We were picked up at our hotel at 8.15 AM. Our street is too small for busses, so we walked out to the main road and picked up more people on the way. Buying a cheap backpacker tour has it’s disadvantages. It took more than an hour to pick up everyone, and we ended up in a group of 23 people on a crowded bus. Lots of great people though, so we didn’t get bored, even though the trip took a lot longer than expected. On our way to the Cu Chi tunnels we stopped at a workshop where people with disabilities made and sold all kinds of art. Especially the pictures made of egg shells were impressive, but we spent our time there eating breakfast instead of shopping.
We finally arrived at the Cu Chi tunnels (Ben Duoc) at 12.30 PM. They are part of a network of up to 250 km of tunnels and played a crucial role in the Vietnamese war. They served as hiding spots and routes for communication, supplies and escape for the Vietcong. They were too narrow for most non-Vietnamese, and were also heavily booby-trapped. While most tunnels were fairly small and simple, the major ones had three levels, and could be up to 10 meters deep. They contained everything needed, like cooking areas, meeting rooms, infirmaries, warehouses and even underwater entrances from the river. They had a ventilation system looking like ant hills, and the smoke from the cooking areas were led several kilometers away. The ones thin enough (like Fredrik) were allowed to climb down one of the original entrances to the tunnel. He had to hold his hands over his head to get in. They also had a tunnel that was widened so that it was easy to get in and possible to crawl through for most tourists. If you went all the way you would exit at the fifth exit. We made it to exit number two. It was just too warm, dark and narrow down there.

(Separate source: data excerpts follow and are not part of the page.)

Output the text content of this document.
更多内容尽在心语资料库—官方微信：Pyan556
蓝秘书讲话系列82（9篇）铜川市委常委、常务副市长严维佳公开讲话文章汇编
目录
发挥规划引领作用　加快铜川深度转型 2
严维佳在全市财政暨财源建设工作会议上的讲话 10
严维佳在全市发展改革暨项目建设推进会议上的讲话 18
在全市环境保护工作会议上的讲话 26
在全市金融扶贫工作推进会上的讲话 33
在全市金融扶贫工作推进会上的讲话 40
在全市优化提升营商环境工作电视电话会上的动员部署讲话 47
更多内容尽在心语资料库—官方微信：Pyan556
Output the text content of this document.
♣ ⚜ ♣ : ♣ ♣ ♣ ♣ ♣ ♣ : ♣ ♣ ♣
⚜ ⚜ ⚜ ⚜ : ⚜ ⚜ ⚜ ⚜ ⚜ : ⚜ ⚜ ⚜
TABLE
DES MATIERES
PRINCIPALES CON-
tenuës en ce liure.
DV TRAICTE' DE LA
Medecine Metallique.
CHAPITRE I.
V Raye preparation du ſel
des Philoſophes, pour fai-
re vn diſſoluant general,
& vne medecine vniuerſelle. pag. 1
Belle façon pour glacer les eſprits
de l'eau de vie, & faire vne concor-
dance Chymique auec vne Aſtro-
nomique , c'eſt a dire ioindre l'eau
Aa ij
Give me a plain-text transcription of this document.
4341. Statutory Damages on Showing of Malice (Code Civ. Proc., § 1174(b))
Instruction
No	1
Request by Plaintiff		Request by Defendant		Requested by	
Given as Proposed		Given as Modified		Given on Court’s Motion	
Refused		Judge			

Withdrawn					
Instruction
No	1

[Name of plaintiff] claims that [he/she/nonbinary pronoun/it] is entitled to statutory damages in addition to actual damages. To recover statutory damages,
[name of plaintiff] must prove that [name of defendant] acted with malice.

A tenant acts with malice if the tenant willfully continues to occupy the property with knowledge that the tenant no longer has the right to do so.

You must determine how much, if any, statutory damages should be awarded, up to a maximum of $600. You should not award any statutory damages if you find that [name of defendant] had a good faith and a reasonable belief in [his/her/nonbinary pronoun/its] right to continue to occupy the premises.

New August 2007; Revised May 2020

The sights were really interesting, but the way they had organized it was very touristy and there were way too many visitors in the park. We walked around like sheep, the group was too big for everyone to see and hear and we always had to wait for other groups to finish. It was also very focused on how smart the Vietcong were and how many Americans they killed, not about the history, the civilian sufferings and the long term consequences. Half way there even was a shooting range we could try if we wanted, so we could hear shooting in the background during our entire visit. Completely different from the Killing Fields in Cambodia where it was very quiet and respectful.
We got back to the city center at 3.30 PM, and since it looked like it could start raining any minute, we stopped at one of the first restaurants we found for lunch. We ordered pizza and beer, and then the rain started. Lots of thunder and lightning and the street got flooded in no time. It was fun to sit and watch wet tourists running around, locals in ponchos pretty much continuing as before, and the restaurant across the street putting all his plants on scooters on the sidewalk for watering. Back at the hotel several employees from the places around us were running around saving floating shoes. It seemed to be a custom here to take of your shoes before entering hotels and stores. Our hotel had a shoe rack, so our shoes were safe.
Since our half day tour took most of the day, we didn’t have time to see everything we wanted, so we booked an extra night at the hotel and also arranged a flight to Hue and booked a hotel there. We also got some other things done, like refilling our SIM card, handing in some laundry and finishing a couple of blog posts. In the evening we had dinner at Cyclo Resto, a resturant that have cocking classes during the day and serve a simple, but very good 6 course set menu for only 6 USD. The staff was very sweet and seemed so proud of the place, and we had much fun reading all the greetings written on the walls. At the end of the meal it was time for us to write on the wall as well.